2. Classification of imported goods as spares.

Detailed Analysis:

1. Contravention of Clause 5(3) of the Import Trade (Control) Order, 1955:
The primary issue was whether the appellants violated clause 5(3) of the Import Trade (Control) Order, 1955, by purchasing goods on a High Sea Sales basis before the goods were imported and cleared through customs. The Department argued that the licence holder, M/s. Hindustan Spinning & Weaving Mills Ltd., sold the goods prior to their importation, which is against the provisions of clause 5(3). This clause mandates that the goods must remain the property of the licence holder until they are cleared through customs, except in cases where the licence is issued to eligible export houses or trading houses for disposal to actual users.

The appellants contended that the import was effected in the name of M/s. Hindustan Spinning & Weaving Mills Ltd., and the sale on High Sea Sales basis should be considered a technical violation. They argued that the delivery of goods occurred only after adjudication, and the goods were imported as spares, which can be sold to any person under para 186(10) read with para 185 of the Import Policy.

The Tribunal found that the title of the goods had already passed to the appellants before the importation, as evidenced by the contract terms and the appellants' admission in their appeal memorandum. The Tribunal concluded that there was a clear contravention of clause 5(3) of the Import (Control) Order, and this violation could not be dismissed as a mere technical omission. The relaxation in clause 5(3) applies only to sales to actual users, not traders, and since the appellants were trading concerns, the High Sea Sales to them were not permitted.

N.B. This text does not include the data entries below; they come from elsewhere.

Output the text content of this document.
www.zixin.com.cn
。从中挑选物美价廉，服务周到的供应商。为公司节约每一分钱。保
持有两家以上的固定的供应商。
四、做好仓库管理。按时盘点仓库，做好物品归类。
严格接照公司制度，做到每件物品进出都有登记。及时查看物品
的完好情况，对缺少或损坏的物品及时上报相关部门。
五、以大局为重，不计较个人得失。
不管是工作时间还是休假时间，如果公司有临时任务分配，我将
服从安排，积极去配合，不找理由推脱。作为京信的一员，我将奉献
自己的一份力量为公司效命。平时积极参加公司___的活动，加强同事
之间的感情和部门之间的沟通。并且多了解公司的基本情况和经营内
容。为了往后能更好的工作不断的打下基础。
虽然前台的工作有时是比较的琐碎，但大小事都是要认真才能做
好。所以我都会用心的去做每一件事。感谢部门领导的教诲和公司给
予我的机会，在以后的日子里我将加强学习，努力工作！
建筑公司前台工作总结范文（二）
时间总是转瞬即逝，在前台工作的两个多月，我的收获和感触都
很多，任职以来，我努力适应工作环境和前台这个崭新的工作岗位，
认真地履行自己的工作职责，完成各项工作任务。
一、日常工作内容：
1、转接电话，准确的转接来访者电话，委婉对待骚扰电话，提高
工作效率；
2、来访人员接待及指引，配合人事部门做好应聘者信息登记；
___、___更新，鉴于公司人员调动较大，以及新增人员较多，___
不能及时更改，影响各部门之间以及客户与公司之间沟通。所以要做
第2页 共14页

2. Classification of Imported Goods as Spares:
The second issue was whether the imported sodium vapour lamps could be classified as spares under the Import Policy. The appellants argued that the sodium vapour lamp is an assembly of components and should be considered a spare, as defined in para 5(11) of the Policy. They referred to the definition of spares, which includes a part or sub-assembly for substitution, and cited various case laws and clarifications from the licensing authority to support their claim.

The Tribunal examined the definition of spares and the relevant provisions of the Import Policy. Para 186(9) of the Policy allows additional licences for importing spares of items falling under specified heading numbers of Schedule 1 to the Imports (Control) Order, 1955. The appellants claimed that the sodium vapour lamps fell under Heading 85.20, which covers electrical filament lamps and electric discharge lamps.

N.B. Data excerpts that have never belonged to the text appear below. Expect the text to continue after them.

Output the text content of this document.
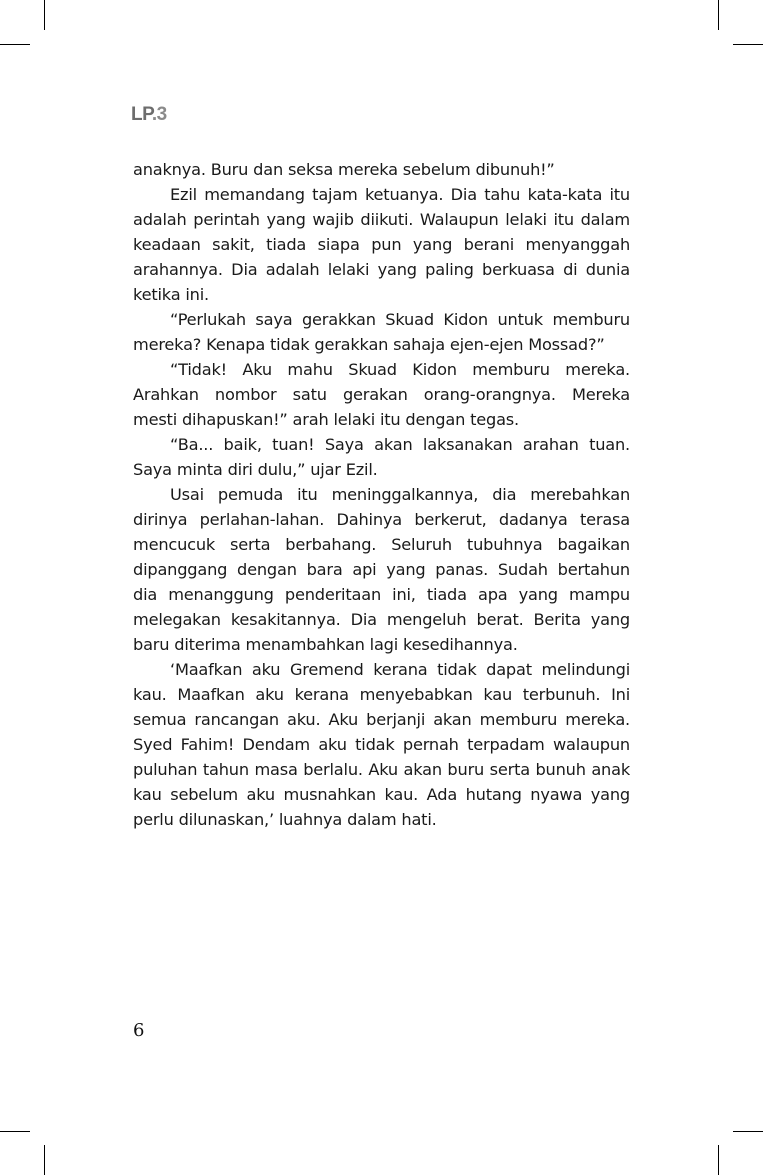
LP.3
anaknya. Buru dan seksa mereka sebelum dibunuh!”
Ezil memandang tajam ketuanya. Dia tahu kata-kata itu
adalah perintah yang wajib diikuti. Walaupun lelaki itu dalam
keadaan sakit, tiada siapa pun yang berani menyanggah
arahannya. Dia adalah lelaki yang paling berkuasa di dunia
ketika ini.
“Perlukah saya gerakkan Skuad Kidon untuk memburu
mereka? Kenapa tidak gerakkan sahaja ejen-ejen Mossad?”
“Tidak! Aku mahu Skuad Kidon memburu mereka.
Arahkan nombor satu gerakan orang-orangnya. Mereka
mesti dihapuskan!” arah lelaki itu dengan tegas.
“Ba... baik, tuan! Saya akan laksanakan arahan tuan.
Saya minta diri dulu,” ujar Ezil.
Usai pemuda itu meninggalkannya, dia merebahkan
dirinya perlahan-lahan. Dahinya berkerut, dadanya terasa
mencucuk serta berbahang. Seluruh tubuhnya bagaikan
dipanggang dengan bara api yang panas. Sudah bertahun
dia menanggung penderitaan ini, tiada apa yang mampu
melegakan kesakitannya. Dia mengeluh berat. Berita yang
baru diterima menambahkan lagi kesedihannya.
‘Maafkan aku Gremend kerana tidak dapat melindungi
kau. Maafkan aku kerana menyebabkan kau terbunuh. Ini
semua rancangan aku. Aku berjanji akan memburu mereka.
Syed Fahim! Dendam aku tidak pernah terpadam walaupun
puluhan tahun masa berlalu. Aku akan buru serta bunuh anak
kau sebelum aku musnahkan kau. Ada hutang nyawa yang
perlu dilunaskan,’ luahnya dalam hati.
6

The Tribunal noted that most items specified in para 186(9) are machinery or equipment, and only components of the bulbs could be allowed import under a strict interpretation. However, the Tribunal considered a benevolent construction of the entry 85.20, acknowledging that components of the bulb are not needed as spares because the entire bulb must be replaced if any component is worn out. Despite this, the Tribunal concluded that the sodium vapour lamps could not be categorized as spares for street lighting, as they are items for replacement by consumers, not for use as spare parts in manufactured products.

Conclusion:
The Tribunal upheld the order of confiscation and imposition of redemption fine on the grounds of contravention of clause 5(3) of the Import (Control) Order. However, considering the nature of the goods imported, the redemption fine was reduced to Rs. 1.5 lakhs. The penalty imposed was deemed justified and was not modified. The appeal was disposed of with consequential relief to follow.

Separate Judgment:
One member, while agreeing with the proposed order, pointed out additional infirmities in the appellants' plea of High Sea Sale. The agreement for High Sea Sale was entered into before the placement of the order with the foreign supplier, which is contrary to the concept of High Sea Sale. The agreement indicated that the goods were imported on behalf of the appellants, suggesting that the non-transferable licence was transferred under the guise of High Sea Sale agreements.